The PERCS system was designed by IBM in response to a DARPA challenge that called for a high-productivity high-performance computing system. The IBM PERCS architecture is a two level direct network having low diameter and high bisection bandwidth. Mapping and routing strategies play an important role in the performance of applications on such a topology. In this paper, we study mapping strategies for PERCS architecture, that examine how to map tasks of a given job on to the physical processing nodes. We develop and present fundamental principles for designing good mapping strategies that minimize congestion. This is achieved via a theoretical study of some common communication patterns under both direct and indirect routing mechanisms supported by the architecture.

💡 Research Summary

The paper investigates task‑to‑node mapping strategies for IBM’s PERCS (High‑Productivity High‑Performance Computing) architecture, a two‑level direct network designed to meet a DARPA challenge for high‑productivity HPC systems. PERCS features a hierarchical topology composed of chips, modules, and lines, providing low diameter and high bisection bandwidth. Because communication performance on such a network is highly sensitive to where logical tasks are placed on physical nodes, the authors formulate the mapping problem as a combinatorial optimization that seeks to minimize link congestion and overall communication latency under both direct (shortest‑path) and indirect (multi‑hop) routing schemes supported by the hardware.

The authors first describe the PERCS interconnect in detail, emphasizing the three hierarchical dimensions (intra‑chip, intra‑module, inter‑module/line) and the bandwidth characteristics of each.

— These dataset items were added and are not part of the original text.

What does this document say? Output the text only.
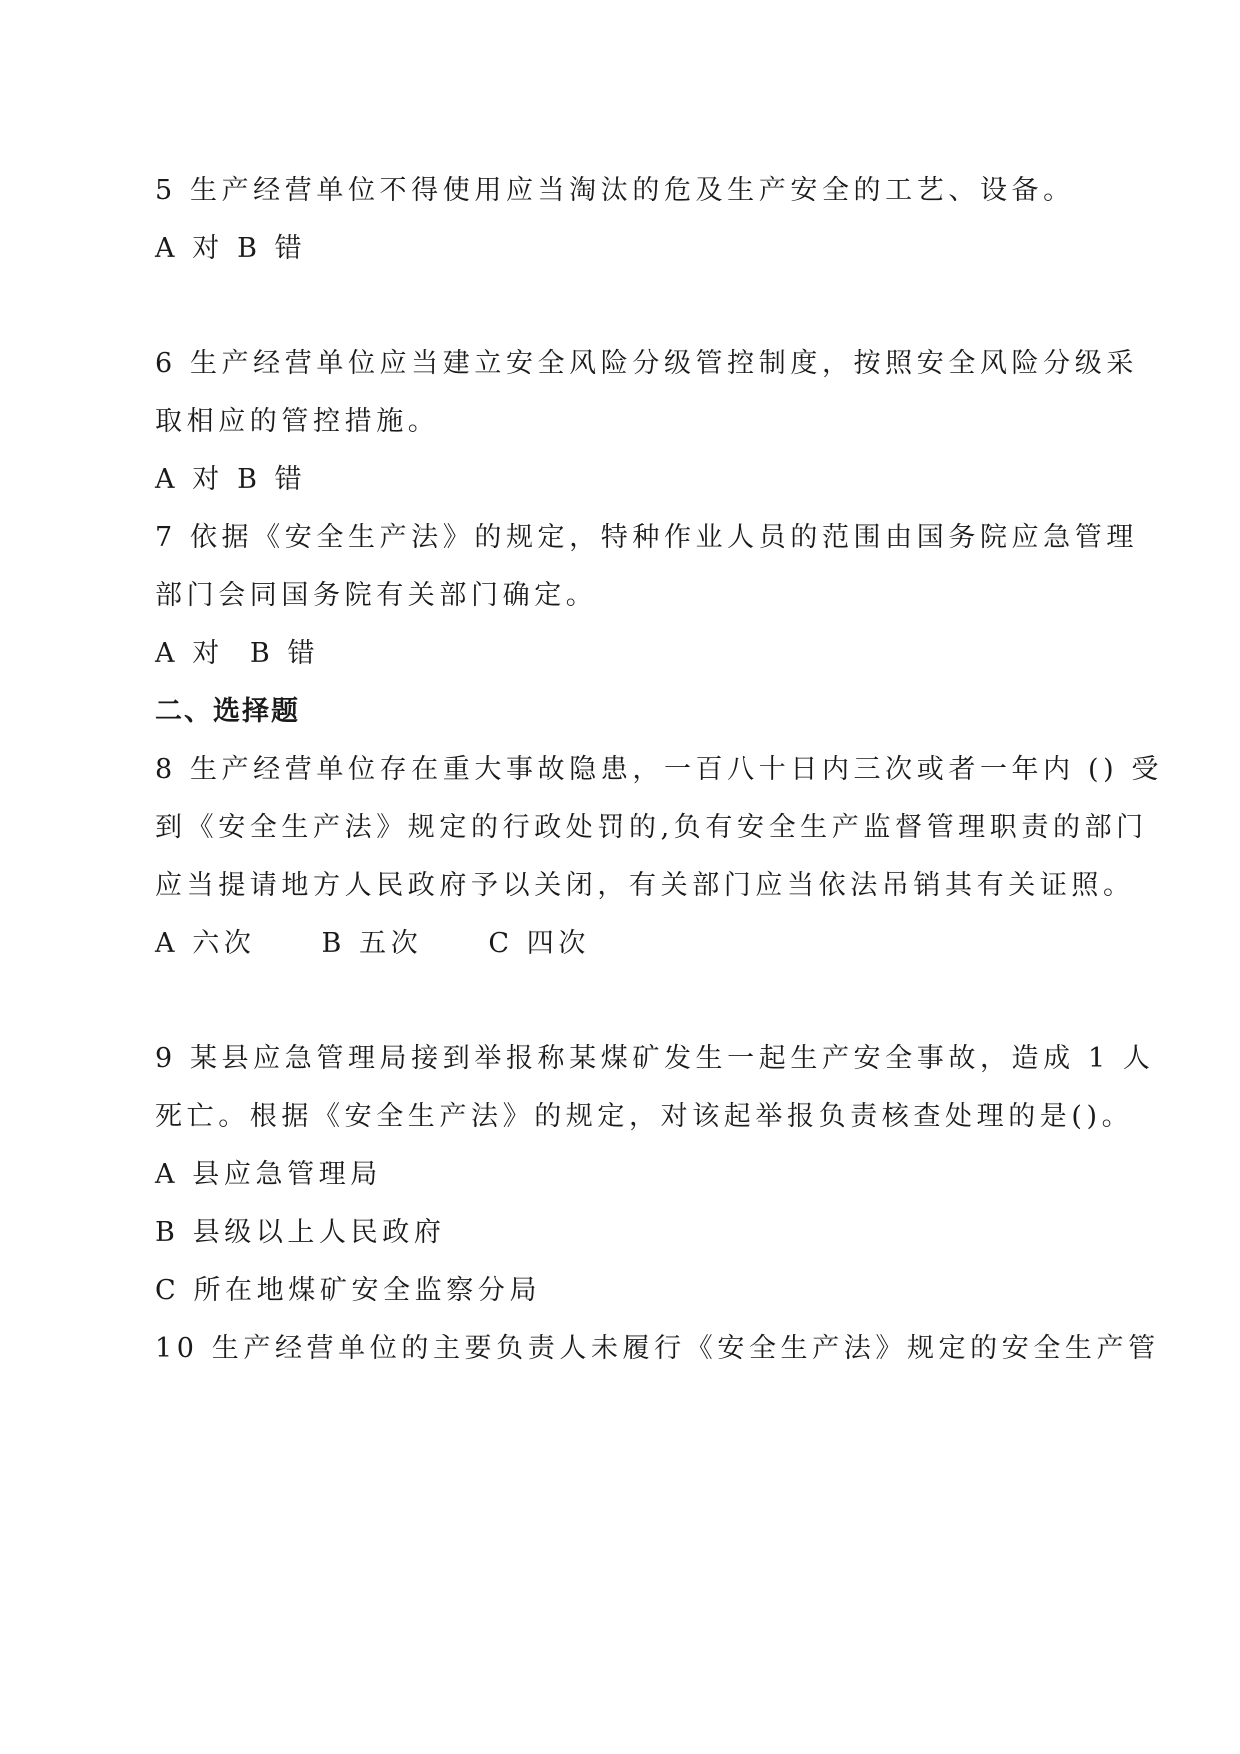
5 生产经营单位不得使用应当淘汰的危及生产安全的工艺、设备。
A 对 B 错
6 生产经营单位应当建立安全风险分级管控制度，按照安全风险分级采
取相应的管控措施。
A 对 B 错
7 依据《安全生产法》的规定，特种作业人员的范围由国务院应急管理
部门会同国务院有关部门确定。
A 对 B 错
二、选择题
8 生产经营单位存在重大事故隐患，一百八十日内三次或者一年内 () 受
到《安全生产法》规定的行政处罚的,负有安全生产监督管理职责的部门
应当提请地方人民政府予以关闭，有关部门应当依法吊销其有关证照。
A 六次 B 五次 C 四次
9 某县应急管理局接到举报称某煤矿发生一起生产安全事故，造成 1 人
死亡。根据《安全生产法》的规定，对该起举报负责核查处理的是()。
A 县应急管理局
B 县级以上人民政府
C 所在地煤矿安全监察分局
10 生产经营单位的主要负责人未履行《安全生产法》规定的安全生产管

They then contrast the two routing mechanisms: direct routing guarantees minimal hop count but can concentrate traffic on a small set of links, while indirect routing spreads traffic across additional intermediate links at the cost of increased hop count and latency.

A theoretical analysis follows, focusing on three canonical communication patterns that dominate HPC workloads: (1) all‑to‑all, where every process exchanges data with every other; (2) stencil (or nearest‑neighbor) patterns typical of PDE solvers; and (3) pipeline or asymmetric patterns where data flows predominantly in one direction. For each pattern the paper derives closed‑form expressions for the maximum link load under both routing modes, revealing that naïve placement can cause severe hotspot formation even on a high‑bisection network.

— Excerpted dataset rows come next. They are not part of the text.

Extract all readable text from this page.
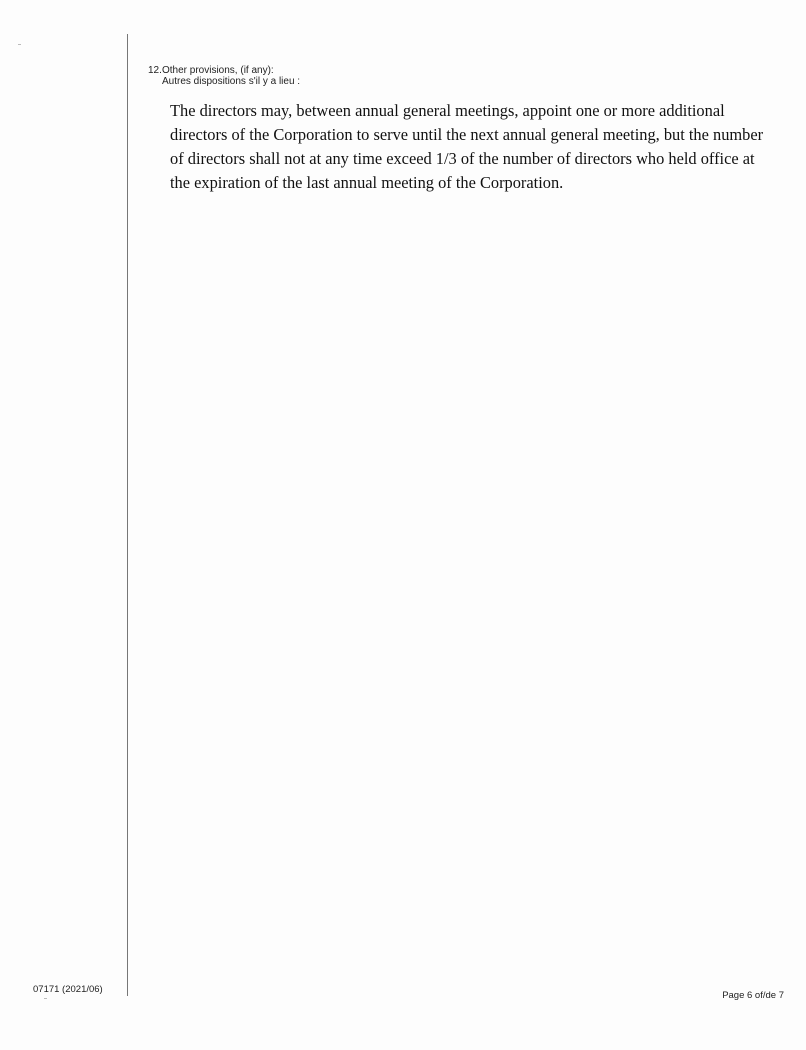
12.Other provisions, (if any):
Autres dispositions s'il y a lieu :
The directors may, between annual general meetings, appoint one or more additional directors of the Corporation to serve until the next annual general meeting, but the number of directors shall not at any time exceed 1/3 of the number of directors who held office at the expiration of the last annual meeting of the Corporation.
07171 (2021/06)
Page 6 of/de 7
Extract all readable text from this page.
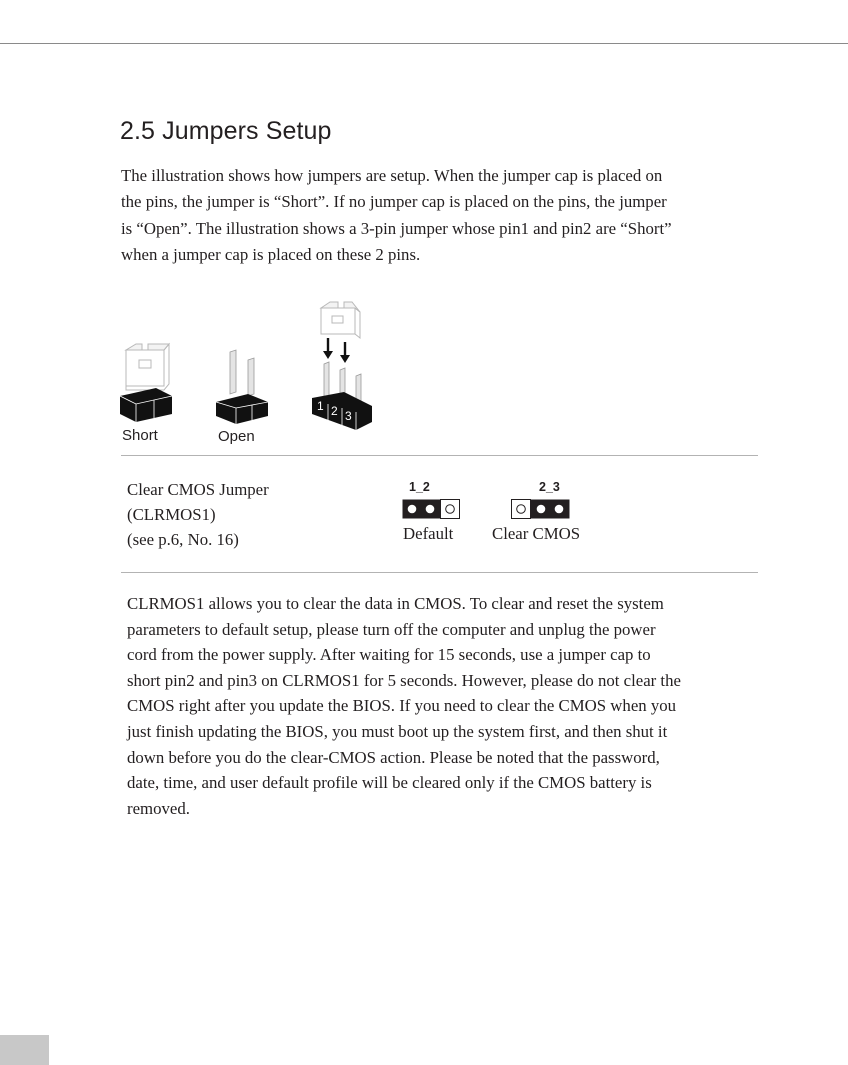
2.5 Jumpers Setup

The illustration shows how jumpers are setup. When the jumper cap is placed on
the pins, the jumper is “Short”. If no jumper cap is placed on the pins, the jumper
is “Open”. The illustration shows a 3-pin jumper whose pin1 and pin2 are “Short”
when a jumper cap is placed on these 2 pins.

1 2 3
Short	Open
Clear CMOS Jumper
(CLRMOS1)
(see p.6, No. 16)
1_2
Default
2_3
Clear CMOS

CLRMOS1 allows you to clear the data in CMOS. To clear and reset the system
parameters to default setup, please turn off the computer and unplug the power
cord from the power supply. After waiting for 15 seconds, use a jumper cap to
short pin2 and pin3 on CLRMOS1 for 5 seconds. However, please do not clear the
CMOS right after you update the BIOS. If you need to clear the CMOS when you
just finish updating the BIOS, you must boot up the system first, and then shut it
down before you do the clear-CMOS action. Please be noted that the password,
date, time, and user default profile will be cleared only if the CMOS battery is
removed.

From these analyses the authors distill three design principles for good mappings:

Preserve locality – co‑communicating tasks should be placed on physically adjacent nodes to keep hop counts low;
Balance load across dimensions – traffic should be distributed evenly among chip, module, and line links to avoid saturation;
Exploit bisection bandwidth – when possible, map communicating tasks across different modules so that the high‑capacity inter‑module links are utilized.

Guided by the principles, three concrete mapping algorithms are proposed:

Hierarchical Index Mapping – clusters tasks based on communication intensity, then assigns clusters to the hierarchy (chip → module → line) in a way that respects locality while spreading load.
Static Hash Mapping – uses a deterministic hash of task identifiers to achieve a baseline uniform distribution, useful when communication patterns are unknown a priori.
Mixed Routing Optimization – jointly selects a mapping and, for each communication pair, the routing mode (direct or indirect) that yields the lowest contribution to link load.

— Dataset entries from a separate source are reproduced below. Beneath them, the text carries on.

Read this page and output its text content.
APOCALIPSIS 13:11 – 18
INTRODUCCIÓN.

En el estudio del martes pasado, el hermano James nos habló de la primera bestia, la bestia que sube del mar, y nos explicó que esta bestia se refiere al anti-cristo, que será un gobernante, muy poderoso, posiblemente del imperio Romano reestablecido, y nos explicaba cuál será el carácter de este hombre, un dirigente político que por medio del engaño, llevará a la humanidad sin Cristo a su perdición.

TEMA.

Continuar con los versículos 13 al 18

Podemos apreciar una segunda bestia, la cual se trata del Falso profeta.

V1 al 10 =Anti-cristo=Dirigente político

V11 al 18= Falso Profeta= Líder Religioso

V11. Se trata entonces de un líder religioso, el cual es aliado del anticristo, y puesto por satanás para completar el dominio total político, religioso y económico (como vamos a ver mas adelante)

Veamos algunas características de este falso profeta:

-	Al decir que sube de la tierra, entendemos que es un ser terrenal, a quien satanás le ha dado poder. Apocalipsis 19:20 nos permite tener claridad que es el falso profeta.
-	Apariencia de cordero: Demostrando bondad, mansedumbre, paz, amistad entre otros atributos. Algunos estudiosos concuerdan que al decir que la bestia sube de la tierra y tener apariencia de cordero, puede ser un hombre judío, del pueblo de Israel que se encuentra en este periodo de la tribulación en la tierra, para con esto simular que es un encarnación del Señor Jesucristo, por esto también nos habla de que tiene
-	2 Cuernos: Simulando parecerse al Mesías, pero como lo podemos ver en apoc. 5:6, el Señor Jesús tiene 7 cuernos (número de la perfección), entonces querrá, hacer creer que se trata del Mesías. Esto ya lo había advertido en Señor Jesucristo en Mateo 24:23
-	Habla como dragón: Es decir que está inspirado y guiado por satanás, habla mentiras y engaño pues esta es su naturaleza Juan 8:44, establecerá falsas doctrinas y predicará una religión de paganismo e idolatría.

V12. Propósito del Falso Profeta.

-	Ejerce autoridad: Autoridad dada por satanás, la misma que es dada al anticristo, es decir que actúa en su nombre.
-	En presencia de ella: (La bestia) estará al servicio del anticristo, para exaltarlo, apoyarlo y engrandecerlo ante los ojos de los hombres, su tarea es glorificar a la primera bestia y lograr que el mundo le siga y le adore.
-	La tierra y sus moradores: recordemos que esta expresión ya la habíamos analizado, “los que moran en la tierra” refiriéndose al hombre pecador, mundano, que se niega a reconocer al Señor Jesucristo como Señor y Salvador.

The authors evaluate the algorithms using a cycle‑accurate PERCS simulator configured with 1,024 nodes and realistic link speeds. Benchmarks include the HPCC suite, NAS Parallel Benchmarks, and synthetic workloads that emulate the three patterns. Results show that the hierarchical mapping combined with indirect routing reduces average communication latency by 15–30 % relative to random placement and cuts peak link utilization by up to 40 %, translating into a 25 % increase in overall network throughput. Stencil workloads benefit most from locality‑preserving direct routing, whereas all‑to‑all workloads achieve the greatest gains when indirect routing spreads traffic across the high‑bandwidth inter‑module links.

In conclusion, the study demonstrates that careful task mapping, informed by an understanding of PERCS’s hierarchical topology and routing options, can substantially improve performance without any hardware changes. The paper suggests future directions such as runtime‑adaptive remapping, energy‑aware placement, and machine‑learning‑driven traffic prediction to further exploit the flexibility of the PERCS architecture.